The next day, he was with us for the day. Driving us to the little village where my father was born, and staying back and observing while we explored places that meant a lot to my father, and to the rest of us through our parents' childhood stories. At first watchful, as it became clear we were just a bunch of visitors wanting to take pictures and memories from otherwise unremarkable places in the Belarussian coutryside, Yevgeni relaxed but still said very little. We had an official escort who could speak Polish, and he did all the talking. Once we said goodbye to our local escort, it was Yevgeni's job to drop us back at the station in time for the night train.
We were very early, and rather than spend several hours at the deserted station, he invited us to his home to see where he lives and have some food. We were thankful for his hospitality, but reluctant to accept, being a group of 9 and imagining that he lived in a small appartment in the city it would be a big imposition. But he asked again, and we agreed to visit for a drink after we'd got ourselves a snack in the city. So he collected us again, and took us to his home.

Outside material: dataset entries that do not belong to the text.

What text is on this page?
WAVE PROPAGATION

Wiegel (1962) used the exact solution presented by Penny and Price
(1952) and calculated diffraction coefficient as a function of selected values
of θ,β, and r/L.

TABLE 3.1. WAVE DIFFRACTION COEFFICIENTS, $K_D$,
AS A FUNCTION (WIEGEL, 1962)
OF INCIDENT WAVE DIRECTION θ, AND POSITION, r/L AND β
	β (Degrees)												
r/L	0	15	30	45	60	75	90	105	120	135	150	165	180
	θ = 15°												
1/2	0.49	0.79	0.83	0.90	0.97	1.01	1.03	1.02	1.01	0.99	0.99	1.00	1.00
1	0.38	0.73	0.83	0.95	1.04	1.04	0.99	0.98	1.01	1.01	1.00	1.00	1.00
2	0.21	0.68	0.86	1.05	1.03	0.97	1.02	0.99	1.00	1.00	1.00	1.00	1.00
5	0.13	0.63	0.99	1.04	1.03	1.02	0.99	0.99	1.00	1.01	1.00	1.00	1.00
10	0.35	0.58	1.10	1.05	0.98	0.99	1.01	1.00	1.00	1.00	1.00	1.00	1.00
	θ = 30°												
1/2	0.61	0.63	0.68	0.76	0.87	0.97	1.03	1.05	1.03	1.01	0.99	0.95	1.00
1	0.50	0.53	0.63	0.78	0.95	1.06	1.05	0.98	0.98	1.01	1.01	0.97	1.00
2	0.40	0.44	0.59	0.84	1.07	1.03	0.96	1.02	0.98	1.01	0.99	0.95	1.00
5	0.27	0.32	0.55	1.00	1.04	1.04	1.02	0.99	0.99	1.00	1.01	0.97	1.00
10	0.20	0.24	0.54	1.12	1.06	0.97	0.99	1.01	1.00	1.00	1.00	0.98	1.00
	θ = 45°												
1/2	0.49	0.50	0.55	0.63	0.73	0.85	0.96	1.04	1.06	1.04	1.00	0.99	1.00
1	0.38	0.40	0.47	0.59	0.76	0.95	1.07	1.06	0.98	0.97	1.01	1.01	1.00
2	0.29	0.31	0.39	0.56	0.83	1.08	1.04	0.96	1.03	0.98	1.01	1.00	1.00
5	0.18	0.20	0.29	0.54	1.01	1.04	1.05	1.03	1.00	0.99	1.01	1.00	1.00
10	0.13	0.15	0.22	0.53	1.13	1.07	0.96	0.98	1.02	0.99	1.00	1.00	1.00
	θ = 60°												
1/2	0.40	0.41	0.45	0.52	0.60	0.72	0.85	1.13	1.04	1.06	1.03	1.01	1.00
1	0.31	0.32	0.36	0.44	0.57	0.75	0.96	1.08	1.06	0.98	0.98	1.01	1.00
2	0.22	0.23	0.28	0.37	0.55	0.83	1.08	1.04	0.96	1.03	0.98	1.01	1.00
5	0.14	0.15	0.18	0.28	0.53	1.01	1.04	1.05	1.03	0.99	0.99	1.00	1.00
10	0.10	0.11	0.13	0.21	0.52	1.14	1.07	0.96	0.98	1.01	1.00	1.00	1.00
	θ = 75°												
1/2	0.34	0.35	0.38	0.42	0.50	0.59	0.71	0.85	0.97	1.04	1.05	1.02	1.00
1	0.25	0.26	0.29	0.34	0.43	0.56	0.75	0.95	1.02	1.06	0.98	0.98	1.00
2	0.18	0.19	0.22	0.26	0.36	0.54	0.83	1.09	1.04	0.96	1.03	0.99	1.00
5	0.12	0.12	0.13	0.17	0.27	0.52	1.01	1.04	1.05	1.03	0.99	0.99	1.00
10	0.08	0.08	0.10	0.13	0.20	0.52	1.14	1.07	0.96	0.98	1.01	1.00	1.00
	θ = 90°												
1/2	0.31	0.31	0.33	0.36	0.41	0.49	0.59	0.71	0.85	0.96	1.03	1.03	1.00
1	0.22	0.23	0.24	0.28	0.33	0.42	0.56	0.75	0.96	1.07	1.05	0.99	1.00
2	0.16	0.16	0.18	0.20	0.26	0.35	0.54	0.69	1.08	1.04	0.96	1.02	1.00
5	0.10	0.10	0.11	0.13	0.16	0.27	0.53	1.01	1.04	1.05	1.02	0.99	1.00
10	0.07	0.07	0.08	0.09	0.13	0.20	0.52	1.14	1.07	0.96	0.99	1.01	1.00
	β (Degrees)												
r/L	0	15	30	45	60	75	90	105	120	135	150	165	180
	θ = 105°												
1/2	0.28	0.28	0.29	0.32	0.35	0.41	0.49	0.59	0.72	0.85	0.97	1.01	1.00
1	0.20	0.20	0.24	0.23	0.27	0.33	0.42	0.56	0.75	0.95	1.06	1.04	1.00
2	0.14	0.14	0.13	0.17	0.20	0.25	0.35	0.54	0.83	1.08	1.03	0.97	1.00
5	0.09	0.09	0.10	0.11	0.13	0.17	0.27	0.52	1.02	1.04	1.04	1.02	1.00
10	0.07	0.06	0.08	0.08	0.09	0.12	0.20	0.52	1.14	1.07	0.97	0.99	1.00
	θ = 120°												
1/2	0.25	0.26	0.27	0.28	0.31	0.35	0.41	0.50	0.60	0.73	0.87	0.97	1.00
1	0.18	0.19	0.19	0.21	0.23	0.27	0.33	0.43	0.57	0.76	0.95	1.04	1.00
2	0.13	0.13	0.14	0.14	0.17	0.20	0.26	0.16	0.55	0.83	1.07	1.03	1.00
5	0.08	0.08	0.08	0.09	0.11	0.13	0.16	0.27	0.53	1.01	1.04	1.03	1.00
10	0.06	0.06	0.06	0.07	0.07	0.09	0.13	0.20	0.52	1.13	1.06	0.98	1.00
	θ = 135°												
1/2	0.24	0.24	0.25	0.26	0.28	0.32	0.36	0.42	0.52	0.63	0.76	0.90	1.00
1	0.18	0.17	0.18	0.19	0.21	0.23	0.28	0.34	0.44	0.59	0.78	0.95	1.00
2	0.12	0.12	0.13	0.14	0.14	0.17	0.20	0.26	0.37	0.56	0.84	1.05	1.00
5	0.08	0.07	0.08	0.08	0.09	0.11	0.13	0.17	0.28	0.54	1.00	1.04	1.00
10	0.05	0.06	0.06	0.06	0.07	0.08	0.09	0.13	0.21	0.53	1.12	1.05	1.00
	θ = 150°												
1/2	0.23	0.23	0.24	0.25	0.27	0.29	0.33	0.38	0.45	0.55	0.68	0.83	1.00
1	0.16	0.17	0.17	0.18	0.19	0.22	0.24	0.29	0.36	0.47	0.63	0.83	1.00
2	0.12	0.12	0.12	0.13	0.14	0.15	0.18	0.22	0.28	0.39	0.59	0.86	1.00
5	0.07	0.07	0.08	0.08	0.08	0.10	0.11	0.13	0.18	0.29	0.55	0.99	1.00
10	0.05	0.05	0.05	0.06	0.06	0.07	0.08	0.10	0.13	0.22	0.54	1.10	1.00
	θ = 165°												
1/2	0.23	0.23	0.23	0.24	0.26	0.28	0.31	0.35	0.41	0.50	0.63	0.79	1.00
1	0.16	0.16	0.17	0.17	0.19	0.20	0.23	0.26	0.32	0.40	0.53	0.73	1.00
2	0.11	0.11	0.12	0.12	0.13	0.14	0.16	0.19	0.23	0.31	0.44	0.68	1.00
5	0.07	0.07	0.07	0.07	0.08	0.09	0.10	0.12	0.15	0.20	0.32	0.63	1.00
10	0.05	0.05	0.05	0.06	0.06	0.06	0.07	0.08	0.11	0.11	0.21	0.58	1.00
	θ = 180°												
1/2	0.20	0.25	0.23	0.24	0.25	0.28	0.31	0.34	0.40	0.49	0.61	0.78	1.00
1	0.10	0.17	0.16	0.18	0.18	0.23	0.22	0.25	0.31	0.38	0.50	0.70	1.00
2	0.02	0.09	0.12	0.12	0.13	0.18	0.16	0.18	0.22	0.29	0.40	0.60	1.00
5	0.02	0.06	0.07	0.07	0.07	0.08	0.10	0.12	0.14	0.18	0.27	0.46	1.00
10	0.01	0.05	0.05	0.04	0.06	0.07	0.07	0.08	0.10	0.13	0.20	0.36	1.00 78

Throughout the evening Yevgeni shared his stories and listened to ours, a mix of Russian and Polish sufficient to allow free-flowing conversation. He maintained a humility and quiet dignity about him that demanded respect, and at the same time endeared him to us. He had lived a full life, no doubt packed with adventure and some danger, and now kept up a busy "retirement", using his pension which was likely a generous one against the low cost of living in that part of the country, to both feed an entrepreneurial spirit and also to help children from the poorer parts of the country.
Life in Belarus is not easy, but meeting Yevgeni and the others we encountered on our short stay in Belarus left us with a very positive impression of the country; if not of the way that the country's political system has held the people in an economic timewarp, then in the friendliness, warmth and dignity of its people.